朝鮮総連関係先捜索 数日間で一斉引き出しか 8千万円、総連系保険会社

 在日本朝鮮人総連合会(朝鮮総連)系保険会社「金剛保険」の強制執行妨害事件で、整理回収機構(RCC)の差し押さえ手続きが始まった直後の数日間に、同社が複数の口座から計約8千万円を引き出していたことが18日、捜査関係者への取材で分かった。

 金剛保険が差し押さえを逃れる目的で、短期間のうちに引き出し、別の銀行口座などに移したとみられ、警視庁は本社(東京都荒川区)などの家宅捜索で押収した資料を分析し、資金の流れなどの全容解明を急ぐ。

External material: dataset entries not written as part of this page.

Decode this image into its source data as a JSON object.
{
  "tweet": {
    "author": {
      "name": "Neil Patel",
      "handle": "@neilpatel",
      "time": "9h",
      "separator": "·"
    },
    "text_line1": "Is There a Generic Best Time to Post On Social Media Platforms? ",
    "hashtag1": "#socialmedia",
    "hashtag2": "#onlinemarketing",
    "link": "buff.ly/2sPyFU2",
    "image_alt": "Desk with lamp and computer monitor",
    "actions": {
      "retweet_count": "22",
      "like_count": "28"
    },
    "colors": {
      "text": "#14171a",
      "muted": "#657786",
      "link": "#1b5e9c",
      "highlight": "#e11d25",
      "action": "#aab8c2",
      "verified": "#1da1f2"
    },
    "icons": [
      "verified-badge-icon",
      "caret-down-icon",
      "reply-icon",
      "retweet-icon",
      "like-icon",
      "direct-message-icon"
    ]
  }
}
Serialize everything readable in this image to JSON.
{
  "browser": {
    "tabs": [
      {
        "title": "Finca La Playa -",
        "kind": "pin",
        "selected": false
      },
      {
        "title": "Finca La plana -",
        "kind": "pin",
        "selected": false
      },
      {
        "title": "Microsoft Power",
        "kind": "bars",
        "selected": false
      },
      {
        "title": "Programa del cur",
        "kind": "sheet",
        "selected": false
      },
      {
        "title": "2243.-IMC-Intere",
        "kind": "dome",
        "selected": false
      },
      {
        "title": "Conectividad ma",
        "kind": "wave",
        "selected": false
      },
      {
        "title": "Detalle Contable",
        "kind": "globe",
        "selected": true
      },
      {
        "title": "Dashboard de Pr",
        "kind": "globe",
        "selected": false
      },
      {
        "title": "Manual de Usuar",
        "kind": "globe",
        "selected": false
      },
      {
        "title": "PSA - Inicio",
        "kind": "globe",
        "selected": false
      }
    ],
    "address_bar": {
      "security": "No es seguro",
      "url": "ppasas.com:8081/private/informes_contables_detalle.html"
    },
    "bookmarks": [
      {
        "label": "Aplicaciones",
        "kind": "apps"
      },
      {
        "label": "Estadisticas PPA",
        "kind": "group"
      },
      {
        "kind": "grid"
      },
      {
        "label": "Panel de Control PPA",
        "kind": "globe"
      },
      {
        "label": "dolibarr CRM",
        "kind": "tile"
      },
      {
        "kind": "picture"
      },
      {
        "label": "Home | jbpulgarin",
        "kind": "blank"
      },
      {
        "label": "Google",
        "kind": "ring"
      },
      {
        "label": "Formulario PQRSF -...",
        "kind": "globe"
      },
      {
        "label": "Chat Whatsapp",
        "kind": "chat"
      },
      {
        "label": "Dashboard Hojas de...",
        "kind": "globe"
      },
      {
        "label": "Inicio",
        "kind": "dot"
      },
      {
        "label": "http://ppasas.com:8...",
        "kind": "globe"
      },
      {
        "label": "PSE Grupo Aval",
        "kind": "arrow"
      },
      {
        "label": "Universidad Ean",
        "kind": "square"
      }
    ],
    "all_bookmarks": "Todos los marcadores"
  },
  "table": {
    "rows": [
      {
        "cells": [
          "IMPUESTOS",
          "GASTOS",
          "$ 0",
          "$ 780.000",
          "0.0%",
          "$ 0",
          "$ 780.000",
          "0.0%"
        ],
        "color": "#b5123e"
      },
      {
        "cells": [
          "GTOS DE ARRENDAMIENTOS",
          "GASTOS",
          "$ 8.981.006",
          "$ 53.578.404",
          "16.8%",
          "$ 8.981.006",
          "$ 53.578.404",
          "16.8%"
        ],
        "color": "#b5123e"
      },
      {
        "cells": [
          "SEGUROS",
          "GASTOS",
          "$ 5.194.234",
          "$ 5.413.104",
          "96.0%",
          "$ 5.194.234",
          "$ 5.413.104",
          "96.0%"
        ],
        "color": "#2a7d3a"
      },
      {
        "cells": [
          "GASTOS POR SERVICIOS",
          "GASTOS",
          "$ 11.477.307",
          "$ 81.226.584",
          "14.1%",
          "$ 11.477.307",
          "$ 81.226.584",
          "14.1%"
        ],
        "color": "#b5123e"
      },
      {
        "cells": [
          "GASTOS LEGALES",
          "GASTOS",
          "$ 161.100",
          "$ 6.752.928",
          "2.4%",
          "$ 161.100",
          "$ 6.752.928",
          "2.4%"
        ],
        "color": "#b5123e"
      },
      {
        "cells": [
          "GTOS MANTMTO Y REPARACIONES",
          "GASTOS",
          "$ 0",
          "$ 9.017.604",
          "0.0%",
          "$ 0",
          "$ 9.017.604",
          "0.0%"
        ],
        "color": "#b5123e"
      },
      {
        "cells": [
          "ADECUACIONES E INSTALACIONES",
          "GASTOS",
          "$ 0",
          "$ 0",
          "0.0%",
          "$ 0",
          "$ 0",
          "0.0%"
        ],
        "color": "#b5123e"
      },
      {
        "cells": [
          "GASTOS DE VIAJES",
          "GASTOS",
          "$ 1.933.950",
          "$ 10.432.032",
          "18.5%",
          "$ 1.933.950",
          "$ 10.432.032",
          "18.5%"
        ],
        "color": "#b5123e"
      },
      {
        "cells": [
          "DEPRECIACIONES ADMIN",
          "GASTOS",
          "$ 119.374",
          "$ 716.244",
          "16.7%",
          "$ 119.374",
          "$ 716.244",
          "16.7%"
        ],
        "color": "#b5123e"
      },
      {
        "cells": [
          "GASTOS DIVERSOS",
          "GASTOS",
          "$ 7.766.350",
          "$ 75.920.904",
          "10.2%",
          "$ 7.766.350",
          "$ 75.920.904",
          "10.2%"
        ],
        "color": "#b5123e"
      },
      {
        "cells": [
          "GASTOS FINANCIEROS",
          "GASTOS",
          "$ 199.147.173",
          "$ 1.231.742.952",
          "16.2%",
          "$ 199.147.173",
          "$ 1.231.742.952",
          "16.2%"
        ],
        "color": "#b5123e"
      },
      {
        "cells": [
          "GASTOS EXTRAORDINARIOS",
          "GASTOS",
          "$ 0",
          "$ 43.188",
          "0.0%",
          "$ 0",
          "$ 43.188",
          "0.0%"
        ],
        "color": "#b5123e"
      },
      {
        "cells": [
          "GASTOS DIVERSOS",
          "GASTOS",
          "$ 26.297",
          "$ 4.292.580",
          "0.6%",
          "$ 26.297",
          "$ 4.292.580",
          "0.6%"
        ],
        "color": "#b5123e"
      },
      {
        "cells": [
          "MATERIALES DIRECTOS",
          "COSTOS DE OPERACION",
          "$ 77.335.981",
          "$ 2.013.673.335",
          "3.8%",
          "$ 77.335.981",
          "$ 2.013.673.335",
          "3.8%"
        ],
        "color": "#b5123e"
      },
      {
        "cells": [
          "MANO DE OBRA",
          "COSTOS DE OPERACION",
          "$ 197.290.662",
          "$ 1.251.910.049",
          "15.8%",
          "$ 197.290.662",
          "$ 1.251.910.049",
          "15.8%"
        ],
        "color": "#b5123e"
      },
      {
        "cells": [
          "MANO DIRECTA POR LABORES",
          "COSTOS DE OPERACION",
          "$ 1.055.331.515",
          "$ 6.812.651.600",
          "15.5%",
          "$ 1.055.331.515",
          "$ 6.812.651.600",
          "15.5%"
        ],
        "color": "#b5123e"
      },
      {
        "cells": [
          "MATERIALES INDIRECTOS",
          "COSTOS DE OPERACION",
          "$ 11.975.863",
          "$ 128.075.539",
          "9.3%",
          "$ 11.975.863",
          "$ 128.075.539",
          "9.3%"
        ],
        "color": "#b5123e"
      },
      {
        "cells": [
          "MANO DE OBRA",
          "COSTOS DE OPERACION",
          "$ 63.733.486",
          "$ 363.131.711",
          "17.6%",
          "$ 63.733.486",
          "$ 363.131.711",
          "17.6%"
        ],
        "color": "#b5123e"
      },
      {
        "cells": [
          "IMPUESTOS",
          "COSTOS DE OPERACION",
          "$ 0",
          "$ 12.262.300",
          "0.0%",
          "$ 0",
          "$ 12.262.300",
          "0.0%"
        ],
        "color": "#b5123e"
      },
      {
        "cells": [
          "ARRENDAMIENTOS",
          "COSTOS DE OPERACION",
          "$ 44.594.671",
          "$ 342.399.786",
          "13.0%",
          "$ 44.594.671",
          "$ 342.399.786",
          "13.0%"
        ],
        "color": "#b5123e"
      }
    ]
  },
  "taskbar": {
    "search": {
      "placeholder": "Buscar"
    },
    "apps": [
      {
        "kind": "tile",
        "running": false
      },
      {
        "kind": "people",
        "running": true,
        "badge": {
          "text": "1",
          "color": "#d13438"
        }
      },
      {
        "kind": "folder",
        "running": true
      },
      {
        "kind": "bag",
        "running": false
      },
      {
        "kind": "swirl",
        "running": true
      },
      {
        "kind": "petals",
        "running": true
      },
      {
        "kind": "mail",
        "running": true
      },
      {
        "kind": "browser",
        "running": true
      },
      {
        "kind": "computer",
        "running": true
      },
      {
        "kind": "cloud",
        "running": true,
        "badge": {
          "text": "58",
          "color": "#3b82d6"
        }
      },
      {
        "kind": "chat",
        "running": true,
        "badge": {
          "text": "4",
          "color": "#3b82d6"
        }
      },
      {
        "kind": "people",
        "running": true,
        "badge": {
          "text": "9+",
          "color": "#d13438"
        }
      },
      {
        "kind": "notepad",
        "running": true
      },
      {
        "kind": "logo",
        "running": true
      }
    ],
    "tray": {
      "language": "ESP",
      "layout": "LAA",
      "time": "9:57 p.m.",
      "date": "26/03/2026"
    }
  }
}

 捜査関係者などによると、整理回収機構は平成14年12月、破綻した旧朝銀東京信用組合の金剛保険に対する債権約10億円を引き継ぎ、昨年12月末に一部について差し押さえの手続きを開始。金剛保険はその後の数日間で、数十に上る自社名義の口座から計約8千万円を一斉に引き出した疑いが持たれている。

 警視庁は17日、整理回収機構の債権回収を免れようと財産を隠した疑いが強まったとして、強制執行妨害の疑いで、本社や全国各地の支社など計約30カ所を家宅捜索した。